The K6 is a standardised design made of cast iron, painted red overall with long horizontal glazing in door and sides and with the crowns situated on the top panels being applied not perforated. There are rectangular white display signs, reading TELEPHONE beneath the shallow curved roof. It has modernised internal equipment. The kiosk has lost its display signs on its N and S sides but retains its glass windows and original pattern of door.

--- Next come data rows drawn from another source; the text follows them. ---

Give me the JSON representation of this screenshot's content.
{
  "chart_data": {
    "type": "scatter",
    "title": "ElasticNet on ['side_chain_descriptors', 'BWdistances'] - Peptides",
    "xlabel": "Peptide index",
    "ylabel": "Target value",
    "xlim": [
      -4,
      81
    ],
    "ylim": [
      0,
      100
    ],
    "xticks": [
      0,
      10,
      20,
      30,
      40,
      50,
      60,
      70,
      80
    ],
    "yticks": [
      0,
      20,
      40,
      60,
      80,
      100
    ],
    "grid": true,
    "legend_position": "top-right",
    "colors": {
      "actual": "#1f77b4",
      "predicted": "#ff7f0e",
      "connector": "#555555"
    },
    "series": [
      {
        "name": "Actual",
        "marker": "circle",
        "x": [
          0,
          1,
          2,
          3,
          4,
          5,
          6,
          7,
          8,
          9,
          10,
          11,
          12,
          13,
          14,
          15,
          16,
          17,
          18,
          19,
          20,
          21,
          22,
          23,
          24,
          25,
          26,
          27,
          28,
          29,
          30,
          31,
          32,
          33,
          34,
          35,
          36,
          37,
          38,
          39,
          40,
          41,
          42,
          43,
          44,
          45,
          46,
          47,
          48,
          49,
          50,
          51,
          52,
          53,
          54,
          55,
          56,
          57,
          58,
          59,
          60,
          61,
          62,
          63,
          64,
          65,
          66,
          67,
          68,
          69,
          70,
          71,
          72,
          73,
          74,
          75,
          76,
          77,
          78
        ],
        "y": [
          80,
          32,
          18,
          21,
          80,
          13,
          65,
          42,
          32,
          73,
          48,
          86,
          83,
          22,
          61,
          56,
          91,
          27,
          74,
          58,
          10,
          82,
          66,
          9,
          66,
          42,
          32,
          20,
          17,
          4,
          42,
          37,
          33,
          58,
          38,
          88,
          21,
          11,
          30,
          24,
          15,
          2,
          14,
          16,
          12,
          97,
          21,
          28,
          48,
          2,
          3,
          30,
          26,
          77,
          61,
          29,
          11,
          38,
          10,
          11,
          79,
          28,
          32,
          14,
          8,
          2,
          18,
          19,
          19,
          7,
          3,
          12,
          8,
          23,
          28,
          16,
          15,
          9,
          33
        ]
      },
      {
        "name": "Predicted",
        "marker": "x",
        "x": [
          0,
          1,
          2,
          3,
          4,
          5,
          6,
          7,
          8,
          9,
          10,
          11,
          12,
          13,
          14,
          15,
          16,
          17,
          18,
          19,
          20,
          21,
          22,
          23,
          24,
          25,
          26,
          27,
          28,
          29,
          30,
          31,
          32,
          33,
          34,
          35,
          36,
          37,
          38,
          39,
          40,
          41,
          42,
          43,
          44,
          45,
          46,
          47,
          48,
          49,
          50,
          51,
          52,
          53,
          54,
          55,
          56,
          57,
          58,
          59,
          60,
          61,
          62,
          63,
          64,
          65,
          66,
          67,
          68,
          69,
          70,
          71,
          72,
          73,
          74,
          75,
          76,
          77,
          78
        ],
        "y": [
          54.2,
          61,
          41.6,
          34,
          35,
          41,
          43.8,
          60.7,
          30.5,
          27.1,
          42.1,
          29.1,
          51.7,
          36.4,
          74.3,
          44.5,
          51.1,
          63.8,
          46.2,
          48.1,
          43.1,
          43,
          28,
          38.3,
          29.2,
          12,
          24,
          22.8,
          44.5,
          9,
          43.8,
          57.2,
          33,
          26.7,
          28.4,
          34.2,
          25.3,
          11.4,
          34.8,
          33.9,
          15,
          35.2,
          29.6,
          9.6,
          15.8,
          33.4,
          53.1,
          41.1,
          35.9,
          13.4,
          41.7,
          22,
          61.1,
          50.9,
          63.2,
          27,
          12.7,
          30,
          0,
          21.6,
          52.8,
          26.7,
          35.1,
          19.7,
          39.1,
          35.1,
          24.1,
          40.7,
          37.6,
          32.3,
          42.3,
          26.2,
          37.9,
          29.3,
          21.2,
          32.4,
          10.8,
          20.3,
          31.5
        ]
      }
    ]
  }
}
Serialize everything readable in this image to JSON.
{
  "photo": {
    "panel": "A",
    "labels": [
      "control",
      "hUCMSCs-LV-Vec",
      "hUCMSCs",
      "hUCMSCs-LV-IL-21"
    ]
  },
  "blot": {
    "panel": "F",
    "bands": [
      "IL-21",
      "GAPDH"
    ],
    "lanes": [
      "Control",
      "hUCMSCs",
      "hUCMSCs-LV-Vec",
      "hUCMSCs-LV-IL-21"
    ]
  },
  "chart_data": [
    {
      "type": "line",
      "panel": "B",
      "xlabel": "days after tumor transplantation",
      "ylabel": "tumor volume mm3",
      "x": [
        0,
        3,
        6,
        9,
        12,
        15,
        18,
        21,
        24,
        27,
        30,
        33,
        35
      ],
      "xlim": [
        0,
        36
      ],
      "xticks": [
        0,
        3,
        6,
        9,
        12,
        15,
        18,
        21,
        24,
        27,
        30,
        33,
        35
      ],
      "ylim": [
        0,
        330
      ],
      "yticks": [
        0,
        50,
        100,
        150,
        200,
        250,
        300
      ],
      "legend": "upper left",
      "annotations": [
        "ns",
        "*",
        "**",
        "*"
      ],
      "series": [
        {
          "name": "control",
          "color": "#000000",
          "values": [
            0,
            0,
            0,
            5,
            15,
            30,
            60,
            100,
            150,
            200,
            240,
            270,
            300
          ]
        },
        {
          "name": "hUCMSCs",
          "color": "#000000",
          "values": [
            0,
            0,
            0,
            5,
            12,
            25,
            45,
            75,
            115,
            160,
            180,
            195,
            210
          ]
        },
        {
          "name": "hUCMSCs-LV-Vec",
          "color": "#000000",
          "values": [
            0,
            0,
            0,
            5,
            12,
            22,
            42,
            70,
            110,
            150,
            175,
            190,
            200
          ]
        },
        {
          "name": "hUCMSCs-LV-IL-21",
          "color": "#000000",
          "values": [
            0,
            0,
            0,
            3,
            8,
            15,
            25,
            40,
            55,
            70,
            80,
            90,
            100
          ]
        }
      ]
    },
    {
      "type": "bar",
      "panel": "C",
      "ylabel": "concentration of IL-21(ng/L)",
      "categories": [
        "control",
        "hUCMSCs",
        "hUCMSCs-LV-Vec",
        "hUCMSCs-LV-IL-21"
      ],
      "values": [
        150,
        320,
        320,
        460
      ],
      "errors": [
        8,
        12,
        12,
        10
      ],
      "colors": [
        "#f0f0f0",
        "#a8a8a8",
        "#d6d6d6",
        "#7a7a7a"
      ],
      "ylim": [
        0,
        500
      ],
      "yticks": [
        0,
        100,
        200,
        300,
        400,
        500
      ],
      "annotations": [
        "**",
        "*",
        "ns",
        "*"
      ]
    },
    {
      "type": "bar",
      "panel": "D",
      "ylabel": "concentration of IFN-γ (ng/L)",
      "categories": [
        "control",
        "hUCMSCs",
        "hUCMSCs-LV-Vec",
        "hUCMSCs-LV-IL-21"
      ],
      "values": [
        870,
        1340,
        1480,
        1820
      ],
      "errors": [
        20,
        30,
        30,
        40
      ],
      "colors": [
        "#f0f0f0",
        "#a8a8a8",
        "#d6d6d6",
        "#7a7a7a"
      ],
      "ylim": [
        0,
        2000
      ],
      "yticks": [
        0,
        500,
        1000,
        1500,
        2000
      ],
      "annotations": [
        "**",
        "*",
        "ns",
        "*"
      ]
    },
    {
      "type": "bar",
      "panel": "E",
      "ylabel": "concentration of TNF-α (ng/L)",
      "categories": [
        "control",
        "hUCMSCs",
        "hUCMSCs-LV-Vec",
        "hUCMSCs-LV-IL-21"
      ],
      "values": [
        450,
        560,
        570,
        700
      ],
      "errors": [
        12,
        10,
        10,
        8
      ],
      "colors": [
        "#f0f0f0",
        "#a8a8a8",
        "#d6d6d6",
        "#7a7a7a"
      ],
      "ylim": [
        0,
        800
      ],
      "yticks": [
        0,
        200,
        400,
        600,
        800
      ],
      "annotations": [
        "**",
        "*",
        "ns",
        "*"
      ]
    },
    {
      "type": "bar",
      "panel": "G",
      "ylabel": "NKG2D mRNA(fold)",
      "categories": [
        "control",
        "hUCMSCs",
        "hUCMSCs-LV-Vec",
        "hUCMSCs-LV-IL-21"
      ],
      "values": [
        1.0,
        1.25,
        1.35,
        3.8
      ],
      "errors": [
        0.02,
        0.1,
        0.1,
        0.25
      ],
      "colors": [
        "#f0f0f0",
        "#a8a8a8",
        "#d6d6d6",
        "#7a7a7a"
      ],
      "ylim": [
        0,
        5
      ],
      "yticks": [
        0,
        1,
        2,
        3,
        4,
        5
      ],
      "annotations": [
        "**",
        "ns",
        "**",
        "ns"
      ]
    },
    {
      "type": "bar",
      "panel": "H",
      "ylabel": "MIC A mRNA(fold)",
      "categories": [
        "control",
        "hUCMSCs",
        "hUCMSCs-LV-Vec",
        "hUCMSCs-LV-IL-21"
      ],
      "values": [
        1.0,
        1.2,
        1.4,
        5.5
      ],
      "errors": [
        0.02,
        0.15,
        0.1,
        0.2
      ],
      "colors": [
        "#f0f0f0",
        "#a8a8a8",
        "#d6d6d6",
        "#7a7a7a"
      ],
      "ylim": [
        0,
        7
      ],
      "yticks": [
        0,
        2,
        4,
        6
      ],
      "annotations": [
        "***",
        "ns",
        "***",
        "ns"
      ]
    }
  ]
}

The kiosk stands in Fairford conservation area, on the E side of the High Street in Fairford. It has a strong visual relationship with the Police Station and Former Magistrate's Court (Grade II), approximately 3.5 metres to the E, and Montague House (Grade II), approximately 15 metres to the NE, and 10 High Street (Grade II), 15 metres to the SE. It is also visually related to buildings on the western side of the high Street, including Fairford Community Centre (Grade II), approximately 19 metres to the W, and the Church of St Mary (Grade I), approximately 60 metres to the NW.
The telephone kiosk has a strong visual relationship with these five listed buildings collectively.
The K6 telephone kiosk is a milestone of C20 industrial design. The K6 was designed by Sir Giles Gilbert Scott in 1935 for the General Post Office, on the occasion of King George V's Silver Jubilee. The K6 was a development from his earlier highly successful K2 telephone kiosk design of 1924, of neoclassical inspiration. The K6 was more streamlined aesthetically, more compact and more cost-effective to mass produce. Sir Giles Gilbert Scott (1880-1960) was one of the most important of modern British architects; his many celebrated commissions include the Anglican cathedral of Liverpool and Battersea Power Station. The K2 and K6 telephone kiosks can be said to represent a very thoughtful adaptation of architectural tradition to contemporary technological requirements. Well over 70,000 K6s were eventually produced. In the 1960s many were replaced with a new kiosk type. But many still remain, and continue to be an iconic feature on Britain's streetscapes.
The K6 telephone kiosk on the High Street, Fairford, Gloucestershire is listed at Grade II for the following principal reasons:
* Design interest: the K6 kiosk is recognised as an iconic design which is of intrinsic interest;
* Group value: it has group value and a strong visual relationship with The Police Station and Former Magistrate's Court (Grade II); Montague House (Grade II); 10, High Street (Grade II) and Fairford Community Centre (Grade II) and can be seen in the same view as the parish Church of St Mary (Grade I).